The Samba has had a tight connection with the punk/hardcore music scene in the States. A lot of those guys stopped going to shows and go to football now, so you'll see a lot of that sneaker on Saturdays. But adidas in the States has a hip-hop connotation, whether it's an old-school b-boy in Superstars or a teenager in Yeezys, that's where it starts on this side of the pond.
adidas has regional cult favourites in the States. New York loves the Superstar, Metro Attitude (Patrick Ewing used to wear them), Stan Smith, and Rod Laver. If you go to Boston, the two standout adidas sneakers are the Top Ten and the Power Phase (they call it the Yum Yum.) The Campus and Gazelle have had popularity on the West Coast due to the '90s skate scene in San Francisco and people such as the Beastie Boys opening stores (XLarge) out there.
What is the reputation of adidas Archive output in America?
The history of adidas is mixed in the States. Everyone knows about Run DMC and "My adidas," but the majority of people didn't start seriously wearing the brand until a couple of years ago when it made a re-emergence. With that said, people are interested in the classic, simple styles of adidas trainers, whether they know the history or not.
Has this changed at all in recent years? If so, why?
People want anything with Three Stripes on it now, and it makes an easier sell for the brand's archive. The Originals store in SoHo is selling out of the Spezial range and every other person bought a pair of Gazelles this summer. Now the brand is starting to release the Jeans and Topanga in the States, so it will be interesting to see how they're received.
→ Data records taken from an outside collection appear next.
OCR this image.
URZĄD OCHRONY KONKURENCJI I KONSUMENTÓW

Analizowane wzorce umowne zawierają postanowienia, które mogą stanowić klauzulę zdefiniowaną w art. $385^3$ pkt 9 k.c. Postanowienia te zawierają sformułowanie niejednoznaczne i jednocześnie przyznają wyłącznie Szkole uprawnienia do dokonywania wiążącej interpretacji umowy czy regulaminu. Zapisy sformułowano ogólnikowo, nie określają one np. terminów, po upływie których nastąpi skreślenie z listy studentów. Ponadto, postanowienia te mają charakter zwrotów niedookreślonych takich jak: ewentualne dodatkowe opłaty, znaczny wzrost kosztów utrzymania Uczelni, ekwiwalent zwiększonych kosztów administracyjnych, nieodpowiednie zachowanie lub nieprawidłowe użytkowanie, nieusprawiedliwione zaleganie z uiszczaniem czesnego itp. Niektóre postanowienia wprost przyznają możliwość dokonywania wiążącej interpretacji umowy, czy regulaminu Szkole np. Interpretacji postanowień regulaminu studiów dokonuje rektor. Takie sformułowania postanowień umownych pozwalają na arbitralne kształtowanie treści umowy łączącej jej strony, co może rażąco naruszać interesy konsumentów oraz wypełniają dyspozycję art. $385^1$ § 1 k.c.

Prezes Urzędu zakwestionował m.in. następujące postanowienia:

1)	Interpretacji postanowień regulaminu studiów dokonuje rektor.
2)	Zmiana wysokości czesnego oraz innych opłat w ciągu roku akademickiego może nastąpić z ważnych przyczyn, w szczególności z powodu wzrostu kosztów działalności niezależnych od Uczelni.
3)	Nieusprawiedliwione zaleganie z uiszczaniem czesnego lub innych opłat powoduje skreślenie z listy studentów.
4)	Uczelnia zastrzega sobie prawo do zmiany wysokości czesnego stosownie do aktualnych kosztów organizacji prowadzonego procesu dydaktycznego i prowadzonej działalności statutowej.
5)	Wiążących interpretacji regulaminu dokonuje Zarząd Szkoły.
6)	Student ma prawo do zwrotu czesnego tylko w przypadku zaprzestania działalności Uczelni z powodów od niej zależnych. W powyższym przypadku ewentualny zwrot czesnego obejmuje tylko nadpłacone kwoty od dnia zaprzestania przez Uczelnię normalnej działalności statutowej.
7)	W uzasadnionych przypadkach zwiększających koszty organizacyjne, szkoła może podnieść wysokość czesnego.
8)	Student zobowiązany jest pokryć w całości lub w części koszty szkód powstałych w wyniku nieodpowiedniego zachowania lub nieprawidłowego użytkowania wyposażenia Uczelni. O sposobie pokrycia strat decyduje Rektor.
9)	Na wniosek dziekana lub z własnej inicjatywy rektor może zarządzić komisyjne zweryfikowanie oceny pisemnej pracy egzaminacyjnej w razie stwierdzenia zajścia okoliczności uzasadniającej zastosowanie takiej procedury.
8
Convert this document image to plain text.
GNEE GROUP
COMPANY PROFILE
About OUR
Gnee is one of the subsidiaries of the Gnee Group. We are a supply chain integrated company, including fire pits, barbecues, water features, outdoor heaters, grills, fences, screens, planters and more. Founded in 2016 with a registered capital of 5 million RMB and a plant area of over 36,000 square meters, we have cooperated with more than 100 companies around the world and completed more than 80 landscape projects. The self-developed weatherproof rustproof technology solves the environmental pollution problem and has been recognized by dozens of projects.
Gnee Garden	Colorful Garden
Football culture in America is certainly growing, but which way it is headed is anyone's guess. There are more and more people turning out to matches every year, some who wear adidas, Stone Island, and Lacoste, but there are just as many (or more) that wear basketball sneakers, high socks, and snapback hats, too. There are still guys who wait for the latest size? exclusive, and who are buying and trading vintage Diadora Borgs on the Internet to one up each other when weekend comes.
Can you see more of these silhouettes filtering down to a mainstream audience?
Definitely. The fashion crowd loves an adidas trainer, and that's seen with the popularity of the Stan Smith, Superstar, and Gazelle over the past three years. The cultural reference might be lost on the people who wear them, but they're sneakers that are easy to wear with anything and that's what people are looking for.
I've always loved running shoes, so the ZX8000 and the EQT series are something I've always been into, but it's really hard to top the Stan Smith. My personal belief is that sneakers should have their genesis in sports and be adopted from then on out. The Stan Smith is the perfect example of that. It was a state-of-the-art shoe when it was originally given to Robert Haillet in the '60s and it still has that energy today, even if it's being worn by football casuals, fashion designers, or your girlfriend.